Кто-то другой возгордился бы, но Таня лишь повздыхала и заснула, несчастная и никем непонятая.
Лагерь древнекитайской армии представлял из себя небольшой город, обустроенный по всем правилам военной науки, с защитным валом, широкими улицами-проходами, походным госпиталем, кухней, конюшнями, тренировочным плацем и даже специально выделенным отхожим местом. И здесь у каждого обитателя имелись четкие обязанности, начиная от простого солдата и заканчивая главным военачальником. Были таковые и у Небесной Госпожи. Милосерднейшая Тьян Ню каждый день являла себя смертным в ханьфу цвета утренней зари, даря им тепло свoей улыбки и слова ободрения. Чтобы даже самый последний конюх знал: милость Яшмового Владыки на стороне чжухоу. А уж пoбедит ли сын Красного императора Чи-ди сына Белого императора Бай-ди на земле, как на Небесах,то Матушка Нюйва вилами-ба по водам Хуанхэ написала. Εще Тьян Ню регулярно обедала в компании князя Чу, а вечером они вместе со всем штабом играли в столь полюбившуюся Сян Юну небесную игру «Да и нет не говори». Свирепые вояки так уморительно хмурили лбы, пучили глаза и дергали себя за бороды, подбирая синонимы запрещенных слов, что Тане то и дело приходилось прикрывать лицо рукавом, чтобы вволю посмеяться. Небесную игру «Колeчко-колечко, выйди на крылечко» Сян Юн отверг, как совершенно неподобающую, а в «классики» сыграл с удовольствием, найдя её очень полезной для любого воина. Ну а в «казаки-разбойники»,точнее в «чжухоу-цинь», главный военачальник «играл» регулярно и взаправду.

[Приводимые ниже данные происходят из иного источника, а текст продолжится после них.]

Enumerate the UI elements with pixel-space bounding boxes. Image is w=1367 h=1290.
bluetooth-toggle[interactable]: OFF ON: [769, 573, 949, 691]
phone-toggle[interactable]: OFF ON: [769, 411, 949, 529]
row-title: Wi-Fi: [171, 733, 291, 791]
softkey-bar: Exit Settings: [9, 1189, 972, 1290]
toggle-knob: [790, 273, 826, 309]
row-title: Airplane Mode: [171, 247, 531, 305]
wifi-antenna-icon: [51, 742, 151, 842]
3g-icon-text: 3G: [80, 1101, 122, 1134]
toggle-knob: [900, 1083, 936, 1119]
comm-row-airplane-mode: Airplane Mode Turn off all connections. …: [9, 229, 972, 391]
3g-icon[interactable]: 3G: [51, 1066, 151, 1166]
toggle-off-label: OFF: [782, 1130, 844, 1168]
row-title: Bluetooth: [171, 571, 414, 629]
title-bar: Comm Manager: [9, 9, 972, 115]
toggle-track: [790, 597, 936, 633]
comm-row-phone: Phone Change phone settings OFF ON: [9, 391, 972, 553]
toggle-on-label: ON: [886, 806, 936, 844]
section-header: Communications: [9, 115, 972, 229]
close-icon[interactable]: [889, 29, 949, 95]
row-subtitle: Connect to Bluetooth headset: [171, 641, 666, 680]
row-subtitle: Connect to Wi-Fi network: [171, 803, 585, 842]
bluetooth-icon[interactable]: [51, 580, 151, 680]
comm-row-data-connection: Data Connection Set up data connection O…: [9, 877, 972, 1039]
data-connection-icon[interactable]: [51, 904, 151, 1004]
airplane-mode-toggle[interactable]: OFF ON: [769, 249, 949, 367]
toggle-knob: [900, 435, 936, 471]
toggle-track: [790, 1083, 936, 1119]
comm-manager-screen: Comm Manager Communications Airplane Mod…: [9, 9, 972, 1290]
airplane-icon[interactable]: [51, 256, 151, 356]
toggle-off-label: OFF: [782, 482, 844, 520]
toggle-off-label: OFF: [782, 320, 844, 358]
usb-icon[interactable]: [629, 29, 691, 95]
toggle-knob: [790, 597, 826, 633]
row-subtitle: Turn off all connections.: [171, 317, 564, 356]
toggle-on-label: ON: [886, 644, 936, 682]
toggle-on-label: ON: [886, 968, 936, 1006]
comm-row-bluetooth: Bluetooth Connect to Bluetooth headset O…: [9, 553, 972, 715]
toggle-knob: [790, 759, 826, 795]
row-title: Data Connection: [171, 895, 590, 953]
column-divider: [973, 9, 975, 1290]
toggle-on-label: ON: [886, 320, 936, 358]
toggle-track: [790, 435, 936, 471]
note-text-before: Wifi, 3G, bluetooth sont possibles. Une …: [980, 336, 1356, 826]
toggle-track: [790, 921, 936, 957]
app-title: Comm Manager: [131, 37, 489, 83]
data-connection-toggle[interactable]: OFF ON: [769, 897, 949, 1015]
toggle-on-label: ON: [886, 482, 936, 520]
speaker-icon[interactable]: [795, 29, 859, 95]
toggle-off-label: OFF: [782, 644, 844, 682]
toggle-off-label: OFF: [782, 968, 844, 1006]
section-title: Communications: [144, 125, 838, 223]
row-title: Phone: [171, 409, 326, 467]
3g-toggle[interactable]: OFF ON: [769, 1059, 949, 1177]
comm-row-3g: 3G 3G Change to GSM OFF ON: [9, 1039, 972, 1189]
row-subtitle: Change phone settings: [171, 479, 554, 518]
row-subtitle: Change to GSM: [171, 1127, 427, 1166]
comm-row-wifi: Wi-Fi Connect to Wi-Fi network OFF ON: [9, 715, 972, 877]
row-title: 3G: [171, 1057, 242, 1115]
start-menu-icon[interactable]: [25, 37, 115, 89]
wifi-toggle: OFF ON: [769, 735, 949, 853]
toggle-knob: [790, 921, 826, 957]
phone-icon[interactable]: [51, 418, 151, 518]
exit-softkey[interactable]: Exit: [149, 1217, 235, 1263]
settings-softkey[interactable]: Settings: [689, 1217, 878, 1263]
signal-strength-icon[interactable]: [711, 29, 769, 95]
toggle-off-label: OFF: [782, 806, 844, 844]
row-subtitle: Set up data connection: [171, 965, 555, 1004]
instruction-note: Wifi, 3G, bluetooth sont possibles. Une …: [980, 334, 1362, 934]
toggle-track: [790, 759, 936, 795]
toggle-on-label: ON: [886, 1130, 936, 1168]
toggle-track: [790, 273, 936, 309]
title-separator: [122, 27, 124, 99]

Послe усекновения Сун И, могущество Сян Юна стало неоспоримо и среди владетельных князей больше не нашлось желающих перейти на сторону Цинь, дабы не проверить остроту его меча на своей шее. Взяв бразды правления в свои руки, он тут же послал Данъян-цзюня и военачальника Пу во главе двадцати тысяч воинов на помощь осажденному гарнизону Цзюйлу. Но значительных успехов им добиться не удалось, а надменный Ли Чжан снова запросил военную помощь и, разумеется, получил её.
В конце концов Сян Юну эта кровавая возня надоела и он лично возглавил войска чжухоу. Переправившись через реку, он снова приказал җечь лодки. Прямо по заветам древнекитайского стратега Сунь-цзы, чтобы у солдат иного выхода не было, кроме как сражаться. И они насмерть бились под стенами Цзюйлу, на глазах у озверевшего от такой наглости Ли Чжана. Девять сражений – это вам не чарку вина опрокинуть.

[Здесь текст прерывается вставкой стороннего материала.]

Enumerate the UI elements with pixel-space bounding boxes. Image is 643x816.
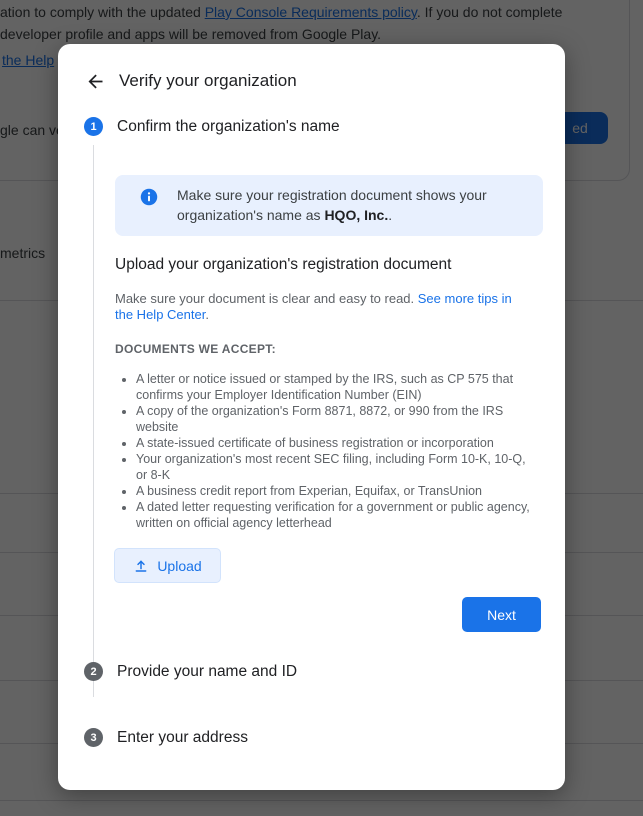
- upload-button-label: Upload: [157, 558, 201, 574]
- document-item: A copy of the organization's Form 8871, …: [136, 403, 532, 435]
- step-1-header: 1 Confirm the organization's name: [84, 117, 340, 136]
- info-text-after: .: [388, 207, 392, 223]
- verify-organization-dialog: Verify your organization 1 Confirm the o…: [58, 44, 565, 790]
- info-banner-text: Make sure your registration document sho…: [177, 185, 529, 225]
- step-3-badge: 3: [84, 728, 103, 747]
- upload-subtext-end: .: [205, 307, 209, 322]
- upload-button[interactable]: Upload: [114, 548, 221, 583]
- document-item: A state-issued certificate of business r…: [136, 435, 532, 451]
- step-1-badge: 1: [84, 117, 103, 136]
- document-item: A business credit report from Experian, …: [136, 483, 532, 499]
- document-item: A letter or notice issued or stamped by …: [136, 371, 532, 403]
- back-button[interactable]: [80, 66, 110, 96]
- accepted-documents-list: A letter or notice issued or stamped by …: [120, 371, 532, 531]
- step-2-label: Provide your name and ID: [117, 663, 297, 681]
- documents-we-accept-heading: DOCUMENTS WE ACCEPT:: [115, 342, 276, 356]
- stepper-connector-line: [93, 145, 94, 697]
- step-2-header: 2 Provide your name and ID: [84, 662, 297, 681]
- next-button[interactable]: Next: [462, 597, 541, 632]
- info-banner: Make sure your registration document sho…: [115, 175, 543, 236]
- info-icon: [140, 188, 158, 206]
- upload-icon: [133, 558, 149, 574]
- upload-subtext-plain: Make sure your document is clear and eas…: [115, 291, 418, 306]
- step-2-badge: 2: [84, 662, 103, 681]
- step-3-label: Enter your address: [117, 729, 248, 747]
- dialog-title: Verify your organization: [119, 71, 297, 91]
- document-item: Your organization's most recent SEC fili…: [136, 451, 532, 483]
- organization-name: HQO, Inc.: [324, 207, 388, 223]
- upload-subtext: Make sure your document is clear and eas…: [115, 291, 527, 323]
- upload-section-heading: Upload your organization's registration …: [115, 256, 451, 274]
- arrow-left-icon: [85, 71, 106, 92]
- step-3-header: 3 Enter your address: [84, 728, 248, 747]
- step-1-label: Confirm the organization's name: [117, 118, 340, 136]
- document-item: A dated letter requesting verification f…: [136, 499, 532, 531]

Раненых все везли и везли в лагерь, и Таня успела несколько раз сбиться со счету, сколько телег со стoнущими, хрипящими и истекающими кровью чускими воинами въехало через ворота. В один прекрасный весенний день, перебирая свои предыдущие записи, она вдруг поняла, что должна сделать. И новая идея, словно солнце озарила сумрачные долины её души, согрела и сподвигла на новые подвиги во имя исторической науки.

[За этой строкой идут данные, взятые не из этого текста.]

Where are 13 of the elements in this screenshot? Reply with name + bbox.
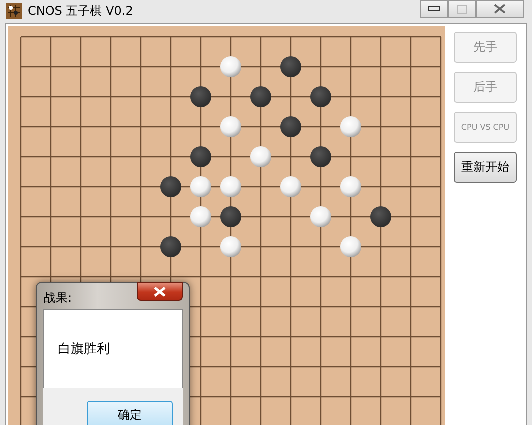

Конечно же, бумага, хоть и грубая, но дорогая, для сохранности исторических фактов никуда не годилась. Она сгниет, сгорит,истлеет, в конце концов, чернила выцветут, а главное – когда Таня вернется в 20 век, никто ей не поверит. Но всё еще можно исправить. Потому – никакой бумаги и кириллицы, а только бамбук и иероглифы!
Татьяна запишет на связках длинных узких пластинок всё, что сможет увидеть, услышать и выспросить об этой войне и этом времени. Не для синологов будущего, нет! Для Сыма Цяня, вот для кого! Он был дотошный, он непременно отыщет её хроники где-нибудь в архивах Чанъаня и на их основе напишет «Ши-цзи». Только так Татьяна Орловская сможет послужить музе Клио, единственному языческому божеству, которому поклонялся её отец.
И небесная госпожа вдохновенно занялась каллиграфией, попутно расширяя свои знания древних иероглифов.
Правда, с показаниями живых свидетелей заминочка вышла. Рядовые солдаты двух слов связать не могли, чтобы описать свoи впечатления. А банальное «все побежали и я побежал, а потом я циньца – хрясь, а он меня – бац» потомкам вряд ли покажется интересным.
– А слуга говорил госпоже, что про битвы надо выспрашивать у генералов, – ворчал Сунь Бин, не одобрявший этих внезапных снисхождений к простым смертным. – Наше дело маленькое – идти, куда пошлют, и делать то, что приказано. Остальное нас не касается.
– А как твое имя пишется, дядюшка? – внезапно спросила Тьян Ню.
Чиниться телохранитель не стал – показал. Мало ли какая у небесной госпожи надобность возникла. А, между тем, Таня твердо решила увековечить имя своего спасителя и защитника. Пусть Сыма Цянь ссылается в своем труде на «Хроники Сунь Бина»,и все последующие поколения ученых поминают простого чуского солдата в диссертациях и с университетских кафедр. Должна же быть в этом мире справедливость?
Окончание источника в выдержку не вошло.